Can't remember the particular philosopher who first proposed the people on a train track scenario, but, the question wasn't that ... open-ended. In fact, most of the time, I avoid discussions like this because people do not wish to confront a situation in which regardless of how you act, something bad is going to happen. This scenario isn't about whether or not to stop the train, rather it about asking the person to look inside themselves and decide which is a better outcome overall. Sure, letting one die over 5 is easy enough to answer, not so easy when one of the 5 is Hitler and the one will ... cure cancer. In other words, it's not intended to be answered with a specific outcome. It's about ... knowing your self and what you can and cannot control and ... a whole host of other questions one should constantly be asking themselves
I think the trolley scenario is more along the lines of a bunch of pretentious foo-foo bullshit. I've been asked about the stupid fucking trolley scenario a few times in my life and my answer has always been the same: "Which switch can I throw that kills everyone?" They usually leave me alone after that.
Which is why my first question was asking how far he was willing to take the conversation. Most people think like you do. But, occasionally, I find someone else willing to discuss things philosophically.
If the trolley problem, or any similar model, sounds like pretentious foo-foo bullshit, it's probably because a pretentious foo-foo bullshitter is trying to make it sound more profound than it actually is, because PFFB is hoping it'll make them look smarter than they really are.
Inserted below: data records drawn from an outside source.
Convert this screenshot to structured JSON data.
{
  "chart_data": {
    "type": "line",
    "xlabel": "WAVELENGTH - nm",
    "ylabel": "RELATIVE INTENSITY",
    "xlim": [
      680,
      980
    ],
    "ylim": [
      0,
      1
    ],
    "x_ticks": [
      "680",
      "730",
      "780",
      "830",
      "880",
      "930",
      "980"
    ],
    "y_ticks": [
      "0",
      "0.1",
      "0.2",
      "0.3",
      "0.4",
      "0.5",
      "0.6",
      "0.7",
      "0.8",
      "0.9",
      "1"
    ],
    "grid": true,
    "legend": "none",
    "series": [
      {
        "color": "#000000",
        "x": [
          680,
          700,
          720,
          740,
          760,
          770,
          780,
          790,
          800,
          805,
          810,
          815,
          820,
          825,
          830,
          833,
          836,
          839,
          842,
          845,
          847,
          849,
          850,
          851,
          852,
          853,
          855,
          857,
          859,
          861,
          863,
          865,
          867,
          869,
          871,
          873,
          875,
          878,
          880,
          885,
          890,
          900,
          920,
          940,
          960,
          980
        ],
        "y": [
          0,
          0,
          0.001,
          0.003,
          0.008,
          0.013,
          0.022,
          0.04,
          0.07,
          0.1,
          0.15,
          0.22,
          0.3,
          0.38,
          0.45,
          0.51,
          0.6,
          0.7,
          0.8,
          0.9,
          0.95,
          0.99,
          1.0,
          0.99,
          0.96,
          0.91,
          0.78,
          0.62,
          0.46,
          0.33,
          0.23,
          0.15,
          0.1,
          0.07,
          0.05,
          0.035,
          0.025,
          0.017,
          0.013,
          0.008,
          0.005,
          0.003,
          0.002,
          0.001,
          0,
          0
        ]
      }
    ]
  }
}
All it is is a simple example that illustrates an inconstancy with morality. Most people believe that one person dying is less bad that five people dying. Most people also believe that deliberately killing one person to prevent the accidental deaths of five people would be an immoral act. The two ideas are incompatible, and it demonstrates that morality isn't always rational. Then, the IAmVerySmarts come in and are all "there's got to be a way to rationally reconcile the two premises, and I'll figure it out!" and then everything starts getting stupid because they can't get over the "morality is always rational" assumption they've made. It's kind of like how Schrodinger's Cat is just a simple metaphor showing how the way tiny things work is very different from how bigger stuff works, and is not a philosophical model at all. Then idiots were all "reality is in flux until someone observes it and free will is real!" No! It's a metaphor and has nothing to do with how cats, boxes, and poisons actually work! Anyway, it's not the models that are the problem, it's the idiots discussing them.
Of course, it doesn't help that Kant (who invented the trolley problem) retreated up his own navel, and kept writing more books as software patches to the last ones.